All of this was not part of Richards’s “act.” However, he also has a history of racism in performance. In 1986, Richards appeared in black makeup and a wig in an odious portrayal of a blind African American. A clip of that vicious role is posted at defamer.com. That performance is rooted in more than a century of racist minstrel shows that date back to the antebellum South.

Michael Richards was awarded several Emmys for playing the character “Kramer” in the 1990s television sitcom “Seinfeld.” Many critics characterized the show as racist, anti-immigrant, xenophobic, anti-woman, anti-disabled and anti-lesbian and gay. Corporate backers, in turn, armored themselves against charges of racism by arguing that the program ridiculed many groups.

In 1998, the May 7 episode was so egregiously anti-Puerto Rican that it sparked mass protests from New York City to Miami, San Francisco to Philadelphia. In that episode Michael Richards “accidentally” sets the national flag of Puerto Rico on fire, throws it on the ground and stomps on it as the Puerto Rican Day Parade passes. When enraged Puerto Rican marchers rock a car in response, “Kramer” concludes that “It’s like this every day in Puerto Rico.”
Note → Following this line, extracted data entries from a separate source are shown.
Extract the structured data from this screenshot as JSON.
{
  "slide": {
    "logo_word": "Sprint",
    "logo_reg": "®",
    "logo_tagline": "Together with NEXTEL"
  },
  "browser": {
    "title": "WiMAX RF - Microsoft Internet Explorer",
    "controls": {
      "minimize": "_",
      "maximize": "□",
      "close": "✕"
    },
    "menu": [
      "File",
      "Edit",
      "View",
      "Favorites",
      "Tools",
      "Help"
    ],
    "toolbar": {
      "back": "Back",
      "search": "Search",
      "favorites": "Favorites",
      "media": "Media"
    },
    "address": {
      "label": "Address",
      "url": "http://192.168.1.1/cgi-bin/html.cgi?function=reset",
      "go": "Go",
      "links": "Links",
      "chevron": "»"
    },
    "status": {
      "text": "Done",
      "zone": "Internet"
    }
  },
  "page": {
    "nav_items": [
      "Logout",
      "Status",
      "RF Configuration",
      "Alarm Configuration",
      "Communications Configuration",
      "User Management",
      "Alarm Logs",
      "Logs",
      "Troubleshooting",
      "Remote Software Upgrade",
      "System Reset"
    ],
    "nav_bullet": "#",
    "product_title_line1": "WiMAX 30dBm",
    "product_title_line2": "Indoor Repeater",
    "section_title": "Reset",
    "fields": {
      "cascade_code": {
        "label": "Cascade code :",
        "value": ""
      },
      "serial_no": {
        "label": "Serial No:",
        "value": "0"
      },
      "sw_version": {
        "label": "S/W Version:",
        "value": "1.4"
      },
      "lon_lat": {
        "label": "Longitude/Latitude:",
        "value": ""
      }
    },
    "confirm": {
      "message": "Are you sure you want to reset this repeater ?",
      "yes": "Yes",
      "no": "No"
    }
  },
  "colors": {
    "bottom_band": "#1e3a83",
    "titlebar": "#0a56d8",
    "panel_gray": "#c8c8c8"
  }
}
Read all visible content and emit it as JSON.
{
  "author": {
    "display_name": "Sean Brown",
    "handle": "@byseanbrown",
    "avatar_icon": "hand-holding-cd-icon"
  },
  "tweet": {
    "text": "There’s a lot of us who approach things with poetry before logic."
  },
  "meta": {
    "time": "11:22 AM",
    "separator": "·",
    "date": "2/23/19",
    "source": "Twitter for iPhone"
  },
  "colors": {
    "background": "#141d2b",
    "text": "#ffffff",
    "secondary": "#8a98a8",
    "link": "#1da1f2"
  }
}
This desecration of the Puerto Rican flag was aired during the 100th anniversary of the U.S. imperialist invasion and colonization of this island nation.

That program was no accident. NBC network executives refused input from Puerto Rican community activists who heard the announced title of the upcoming segment a month before it aired.

Who owns NBC? General Electric, the capitalist mega-monopoly that produces nuclear bombs, spy satellites and war planes for the Pentagon.

From GE to NBC, finance capital is at war—on the domestic front, as well as the international front.

Any country that demands its right to self-determination and sovereignty faces military might and racist imperialist propaganda that attempts to dehumanize those in the crosshairs.

Here in the U.S., whole nations are held as virtual domestic colonies—Black, Latin@, Native, Arab and Asian. As police gun down people of color in occupied oppressed communities, white supremacist ideology—spewed from every venue of the dominant capitalist culture—cloaks itself as “free speech.”

The war abroad and the war on the domestic front must be fought in tandem, united shoulder to shoulder against a common enemy—the barons of capitalist industry and banking—who rely on a system of divide and conquer oppression in order to continue to grow rich from exploitation of the laboring peoples here and around the world.

Unity against racism, and every manifestation of bigotry, is the only glue that can cement the anti-capitalist struggle. One immediate act of solidarity is to support any protests and ban against racist performers like Richards.